POMEROY — The unemployment rate in Meigs County increased slightly during the month of September, climbing to 7.7 percent.
In August, the unemployment rate in Meigs County was at 7.6 percent, after dropping from 7.9 percent in July.
The rate of 7.7 remains lower than the January rate of 11.1 percent, which was a high for the year.
Meigs County remains as having the second highest rate in the state, behind only Monroe County which increased from 9 percent in August to 9.2 percent in September.
In Gallia County, the rate increased to 6.5 percent, after being at 6.3 percent in August and 6.4 percent in July.
Mercer County continues to have the lowest rate in the state at 3.2 percent, which is an increase from 3 percent in August.

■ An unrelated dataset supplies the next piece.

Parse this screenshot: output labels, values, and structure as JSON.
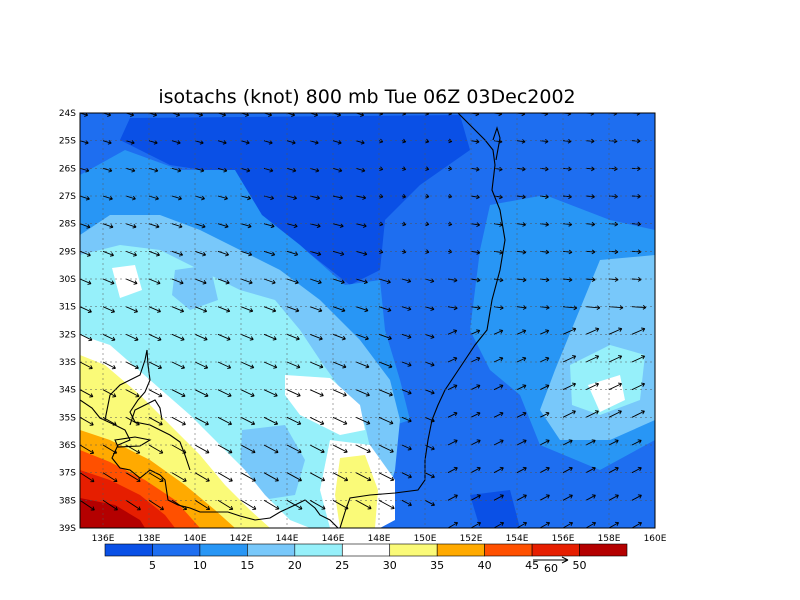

Counties with unemployment rates at or above 7 percent include, Jefferson, Noble, Morgan, Pike, Scioto, Jackson, Meigs and Monroe.
Ohio’s unemployment rate was 4.8 percent in September 2016, up from 4.7 percent in August. Ohio’s non-agricultural wage and salary employment decreased 3,100 over the month, from a revised 5,501,000 in August to 5,497,900 in September 2016.
The number of workers unemployed in Ohio in September was 275,000, up 4,000 from 271,000 in August. The number of unemployed has increased by 12,000 in the past 12 months from 263,000. The September unemployment rate for Ohio was 0.2 percentage points higher than the September 2015 rate of 4.6 percent.
The U.S. unemployment rate for September was 5.0 percent, up from 4.9 percent in August and down from 5.1 percent in September 2015.
Ohio’s non-agricultural wage and salary employment decreased 3,100 over the month, from a revised 5,501,000 in August to 5,497,900 in September 2016, according to the latest business establishment survey conducted by the U.S. Department of Labor (Bureau of Labor Statistics) in cooperation with ODJFS.
Goods-producing industries, at 899,700, lost 3,800 jobs in construction (minus-2,600) and manufacturing (minus-1,200). Mining and logging did not change over the month.
The private service-providing sector, at 3,816,300, added 3,500 jobs. Employment gains in financial activities (plus-2,900), other services (plus-2,700), professional and business services (plus-1,800), and information (plus-600) exceeded losses in leisure and hospitality (minus-2,600), educational and health services (minus-1,000), and trade, transportation, and utilities (minus-900).
Government employment, at 781,900, decreased 2,800 as losses in state government (minus-4,200) outweighed gains in local (plus-1,100) and federal (plus-300) government.
From September 2015 to September 2016, non-agricultural wage and salary employment grew 73,400. Employment in goods-producing industries increased 1,900. Construction added 4,300 jobs, mining and logging lost 2,300 jobs, and manufacturing lost 100 jobs as losses in durable goods (minus-9,000) surpassed gains in nondurable goods (plus-8,900). The private service-providing sector added 57,400 jobs in educational and health services (plus-17,600), leisure and hospitality (plus-12,600), trade, transportation, and utilities (plus-8,600), other services (plus-8,600), financial activities (plus-7,100), professional and business services (plus-2,600), and information (plus-300). Government employment increased 14,100 in state (plus-6,400), local (plus-5,900), and federal (plus-1,800) government.
Information for this article provided by ODJFS.